I'm sure having a few kids takes the wind out of the middle-aged pirate ship's sails, but there are plenty of younger folks here who just value the startup culture, technology for its own sake, hustle, and have other values we can admire.
I adore the level of professionalism, diligence, and expertise I'm seeing in new grads who grew up knowing what a giant software company is (unlike us when they were kind of emerging as we were kids).
We've banned this account—first because you can't attack another user like that here, no matter how wrong they are or you feel they are; and also because your account has repeatedly been posting flamewar comments and breaking the site guidelines in other places too.
If you don't want to be banned, you're welcome to email hn@ycombinator.com and give us reason to believe that you'll follow the rules in the future. They're here: https://news.ycombinator.com/newsguidelines.html.

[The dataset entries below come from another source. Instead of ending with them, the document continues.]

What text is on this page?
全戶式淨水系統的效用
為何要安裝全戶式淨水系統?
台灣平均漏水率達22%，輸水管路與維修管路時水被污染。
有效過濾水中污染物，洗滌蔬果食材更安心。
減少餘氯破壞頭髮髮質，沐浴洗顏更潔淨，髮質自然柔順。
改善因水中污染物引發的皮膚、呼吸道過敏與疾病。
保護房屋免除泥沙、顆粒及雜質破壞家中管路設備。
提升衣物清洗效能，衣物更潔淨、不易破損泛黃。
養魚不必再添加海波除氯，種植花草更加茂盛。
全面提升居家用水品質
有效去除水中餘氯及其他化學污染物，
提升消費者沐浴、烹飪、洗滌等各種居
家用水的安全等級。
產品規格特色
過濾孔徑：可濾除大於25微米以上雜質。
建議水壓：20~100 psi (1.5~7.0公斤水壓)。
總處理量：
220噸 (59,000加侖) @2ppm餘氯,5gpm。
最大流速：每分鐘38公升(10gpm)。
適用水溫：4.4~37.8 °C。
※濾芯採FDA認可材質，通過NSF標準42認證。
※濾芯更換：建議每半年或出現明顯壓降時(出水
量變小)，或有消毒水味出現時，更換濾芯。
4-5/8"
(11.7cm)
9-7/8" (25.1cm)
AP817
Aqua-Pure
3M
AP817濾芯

I actually see a lot of comments, frequently, on this site pretending to hate surveillance capitalism and sticking up their noses at adtech, at every turn, particularly when used by some tiny little niche website that's just barely scraping by. This despite, presumably, many of these same people working for some of the biggest adsludge-pumping companies on the planet.
I'm willing to bet that there are a bunch of users here that don't work for those companies. Even more that might, but not in those departments. The latter might be more in line with what you're getting at, but we need to be careful casting too wide of a net. I want to convert those people, not push them away.
>Even more that might, but not in those departments.
So by some odd alchemy, if you take your salary from a company that creates it from things you morally detest, but you don't work in those specific departments, you're not at all a hypocrite?
It's like a libertarian working for the Stasi but saying it's alright because he's only doing microphone maintenance for them.
> I want to convert those people, not push them away.
On this I sympathize, though it has its limits too.
I'm not looking for a fight. I'm not sure why you decided to ignore the following sentence. If you want to cut comments apart with a scalpel you'll be able to find whatever you're looking for.